Morrow was born near Cincinnati, Ohio, on October 19, 1840. He was the grandson of Jeremiah Morrow, the ninth Governor of Ohio and a U.S. Senator. George Morrow's parents were farmers, and he remained home until enlisting with the 24th Ohio Infantry for the Civil War in 1861. He was wounded at the Battle of Perryville and was briefly taken as a prisoner of war. Due to failing health, he was discharged in July 1863.

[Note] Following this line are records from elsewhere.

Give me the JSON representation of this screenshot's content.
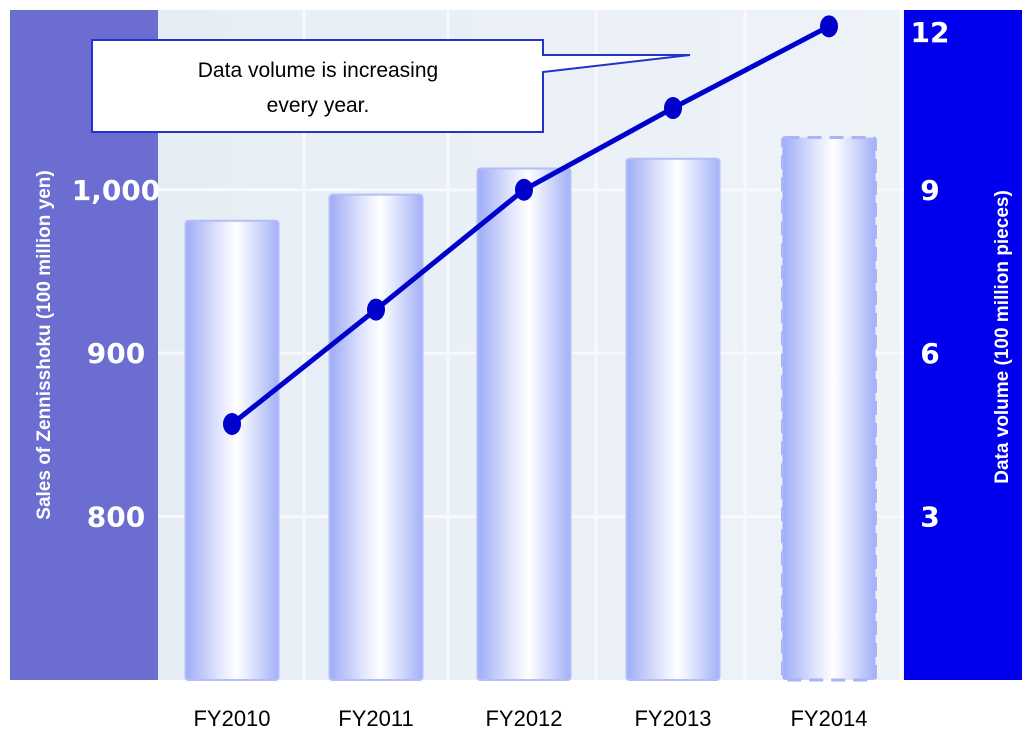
{
  "chart_data": {
    "type": "bar",
    "categories": [
      "FY2010",
      "FY2011",
      "FY2012",
      "FY2013",
      "FY2014"
    ],
    "series": [
      {
        "name": "Sales of Zennisshoku",
        "kind": "bar",
        "axis": "left",
        "values": [
          981,
          997,
          1013,
          1019,
          1032
        ],
        "estimated_last": true
      },
      {
        "name": "Data volume",
        "kind": "line",
        "axis": "right",
        "values": [
          4.7,
          6.8,
          9.0,
          10.5,
          12.0
        ]
      }
    ],
    "y_left": {
      "label": "Sales of Zennisshoku (100 million yen)",
      "ticks": [
        "800",
        "900",
        "1,000"
      ],
      "tick_values": [
        800,
        900,
        1000
      ],
      "range": [
        700,
        1110
      ]
    },
    "y_right": {
      "label": "Data volume (100 million  pieces)",
      "ticks": [
        "3",
        "6",
        "9",
        "12"
      ],
      "tick_values": [
        3,
        6,
        9,
        12
      ],
      "range": [
        0,
        12.3
      ]
    },
    "annotation": {
      "line1": "Data volume is increasing",
      "line2": "every year."
    },
    "colors": {
      "left_axis_band": "#6b6ed0",
      "right_axis_band": "#0000ee",
      "line": "#0000cc",
      "bar_edge": "#a9b4f8",
      "bar_center": "#ffffff",
      "plot_background": "#eaf0f6",
      "callout_border": "#2233cc"
    },
    "grid": true
  }
}
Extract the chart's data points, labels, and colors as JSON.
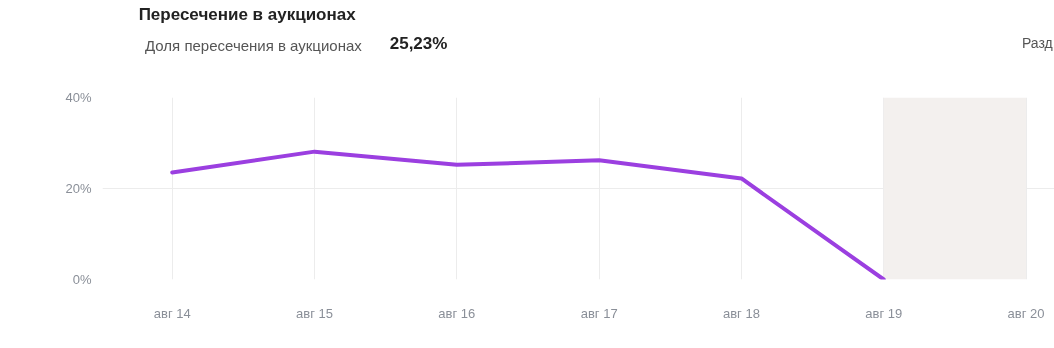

Following his discharge, he moved to Minnesota. A few months later, he enrolled in the University of Michigan Law School, graduating in 1866. He became the editor of the Western Rural and later edited the Western Farmer. In 1876, Morrow accepted a position as professor at the Iowa Agricultural College and eventually rose to chair the department. In 1877, Morrow accepted an appointment as chair of the University of Illinois College of Agriculture. Morrow implemented the Rothamsted Plan at the university to determine ways to improve the quality of Illinois soil. The field became known as the Morrow Plots, and it is today recognized as a National Historic Landmark for its contributions to the history of American agriculture. He later became president of the Oklahoma Agricultural and Mechanical College.

Morrow married Sarah M. Gifford in Detroit, Michigan, in 1867. They had three surviving children: Minnie, Clarence, and Grace. Morrow died on 26 Mar 1900, at his home in Paxton, Illinois, and was buried in Mount Hope Cemetery in Urbana, Illinois.